02/05/2010

Université de Technologie: une mise au point s'impose!

« Le dossier de l’Université de Technologie appelle de ma part une mise au point.
Il y a un peu plus d’un an, à l’arrivée de Monsieur Christian Philip au poste de Recteur de l’Académie de Montpellier, nous avons tous deux décidé de réfléchir à l’implantation d’une Université de Technologie à Nîmes.
 
Lui en tant que Recteur avait participé à l’ouverture de l’Université de Technologie de Troyes ; moi, en tant que parlementaire à une étude sur ce type de structure. J’en ai donc informé Monsieur Jean Paul FOURNIER,  Maire de Nîmes.
 
Un dossier d’une telle importance ne peut être conduit que dans la plus grande discrétion dans la mesure où de nombreuses villes du sud de la France souhaitent cette ouverture.

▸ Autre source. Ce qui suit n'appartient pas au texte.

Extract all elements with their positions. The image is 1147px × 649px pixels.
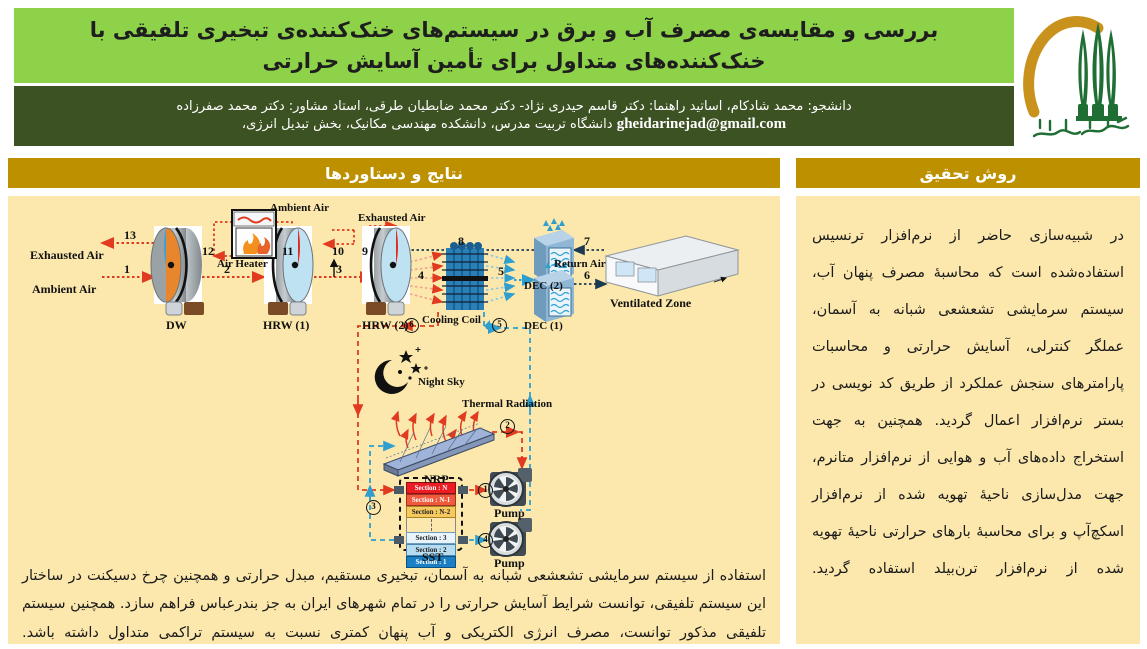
- heat-recovery-wheel-2: [362, 226, 411, 315]
- sst-ellipsis: [406, 518, 456, 532]
- author-line-supervisors: دانشجو: محمد شادکام، اساتید راهنما: دکتر…: [176, 99, 851, 114]
- author-bar: دانشجو: محمد شادکام، اساتید راهنما: دکتر…: [14, 86, 1014, 146]
- label-ventilated-zone: Ventilated Zone: [610, 296, 691, 311]
- university-logo: [1020, 4, 1142, 148]
- water-node-6: 6: [404, 318, 419, 333]
- title-line-1: بررسی و مقایسه‌ی مصرف آب و برق در سیستم‌…: [90, 15, 938, 45]
- pump-1-icon: [489, 468, 532, 506]
- pump-2-icon: [489, 518, 532, 556]
- system-schematic-diagram: Section : N Section : N-1 Section : N-2 …: [14, 200, 774, 560]
- ventilated-zone-icon: [606, 236, 738, 296]
- label-dec2: DEC (2): [524, 280, 563, 292]
- tarbiat-modares-logo-icon: [1020, 4, 1142, 148]
- section-header-method: روش تحقیق: [796, 158, 1140, 188]
- label-return-air: Return Air: [554, 258, 606, 270]
- stream-number-9: 9: [362, 244, 368, 259]
- poster-header: بررسی و مقایسه‌ی مصرف آب و برق در سیستم‌…: [0, 0, 1147, 152]
- desiccant-wheel: [151, 226, 204, 315]
- stream-number-5: 5: [498, 264, 504, 279]
- label-ambient-air-mid: Ambient Air: [270, 202, 329, 214]
- author-line-affiliation: gheidarinejad@gmail.com دانشگاه تربیت مد…: [242, 116, 786, 133]
- air-heater-icon: [232, 210, 276, 258]
- stream-number-7: 7: [584, 234, 590, 249]
- label-hrw2: HRW (2): [362, 318, 408, 333]
- sst-section-n2: Section : N-2: [406, 506, 456, 518]
- water-node-3: 3: [366, 500, 381, 515]
- label-hrw1: HRW (1): [263, 318, 309, 333]
- label-exhausted-air-mid: Exhausted Air: [358, 212, 426, 224]
- label-pump-1: Pump: [494, 506, 525, 521]
- section-header-results-label: نتایج و دستاوردها: [325, 164, 463, 183]
- contact-email[interactable]: gheidarinejad@gmail.com: [617, 116, 786, 133]
- poster-root: بررسی و مقایسه‌ی مصرف آب و برق در سیستم‌…: [0, 0, 1147, 649]
- water-node-4: 4: [478, 533, 493, 548]
- stream-number-6: 6: [584, 268, 590, 283]
- stream-number-10: 10: [332, 244, 344, 259]
- stream-number-12: 12: [202, 244, 214, 259]
- affiliation-text: دانشگاه تربیت مدرس، دانشکده مهندسی مکانی…: [242, 117, 613, 132]
- label-dw: DW: [166, 318, 187, 333]
- page-title: بررسی و مقایسه‌ی مصرف آب و برق در سیستم‌…: [78, 15, 950, 76]
- label-cooling-coil: Cooling Coil: [422, 314, 481, 326]
- sst-section-n1: Section : N-1: [406, 494, 456, 506]
- label-exhausted-air-left: Exhausted Air: [30, 248, 104, 263]
- stream-number-8: 8: [458, 234, 464, 249]
- title-line-2: خنک‌کننده‌های متداول برای تأمین آسایش حر…: [90, 46, 938, 76]
- schematic-svg: [14, 200, 774, 560]
- label-dec1: DEC (1): [524, 320, 563, 332]
- label-ambient-air-left: Ambient Air: [32, 282, 96, 297]
- results-caption: استفاده از سیستم سرمایشی تشعشعی شبانه به…: [22, 562, 766, 647]
- method-body-text: در شبیه‌سازی حاضر از نرم‌افزار ترنسیس اس…: [812, 218, 1124, 588]
- nrp-panel-icon: [384, 423, 494, 476]
- label-night-sky: Night Sky: [418, 376, 465, 388]
- results-panel: Section : N Section : N-1 Section : N-2 …: [8, 196, 780, 644]
- sst-section-3: Section : 3: [406, 532, 456, 544]
- stream-number-4: 4: [418, 268, 424, 283]
- label-nrp: NRP: [424, 472, 449, 487]
- stream-number-11: 11: [282, 244, 293, 259]
- water-node-1: 1: [478, 483, 493, 498]
- poster-title-bar: بررسی و مقایسه‌ی مصرف آب و برق در سیستم‌…: [14, 8, 1014, 85]
- cooling-coil-icon: [442, 242, 488, 310]
- water-node-5: 5: [492, 318, 507, 333]
- stream-number-2: 2: [224, 262, 230, 277]
- stream-number-3: 3: [336, 262, 342, 277]
- stream-number-13: 13: [124, 228, 136, 243]
- stream-number-1: 1: [124, 262, 130, 277]
- label-thermal-radiation: Thermal Radiation: [462, 398, 552, 410]
- section-header-results: نتایج و دستاوردها: [8, 158, 780, 188]
- method-panel: در شبیه‌سازی حاضر از نرم‌افزار ترنسیس اس…: [796, 196, 1140, 644]
- water-node-2: 2: [500, 419, 515, 434]
- section-header-method-label: روش تحقیق: [920, 164, 1017, 183]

Nous avons eu un grand nombre de contacts dans les ministères, organisé des visites à Troyes et dans d’autres universités. Cela en concertation avec l’école des Mines d’Alès qui ne pouvait pas ne pas être associée à ce projet.
 
Ce travail a donc été réalisé dans la discrétion donc, mais non dans le secret. Et, en l’espèce, dire comme le fait Monsieur MARIGNAN, Président d’Unimes, que les universitaires n’ont pas été informés est faux : le Recteur et moi même l’avions invité à nous accompagner lors d’une rencontre avec les responsables de l’UT de Troyes.
 
Dès lors, on voit bien que les «
réticences » sont plus politiques qu’objectives. Quand Monsieur LANCELOT, Directeur du département Sciences et Art d’Unîmes, parle de « coup politique », j’ai envie de lui demander s’il considérait comme tel, l’installation de son laboratoire à Nîmes dans les locaux de la Chambre de Commerce obtenue avec le soutien du Conseiller régional en charge de l’enseignement supérieur que j’étais à l’époque…
 
Je remercie donc Jean-Paul FOURNIER qui, pour sa part, voit avant tout l’intérêt de la ville, et va accueillir les membres qui, demain, formeront le comité de pilotage pour travailler sur ce dossier.
 
Je préfère le travail à la polémique.
 
Ce travail qui m’a permis au cours de mon premier mandat de député  d’obtenir l’autonomie de l’Université qui aujourd’hui a sauvé Unimes. Ce travail qui a pour but, au cours de ce second mandat,  de tout mettre en œuvre pour développer l’enseignement supérieur dans notre ville et notre département.
 
Celles et ceux qui s’opposeront à ce projet pourraient priver  Nîmes d’une bouffée d’oxygène et d’une vitrine d’excellence.
 
D’autres villes ne manqueront pas d’essayer de la récupérer , les nîmois peuvent compter sur moi pour ne pas la laisser partir. »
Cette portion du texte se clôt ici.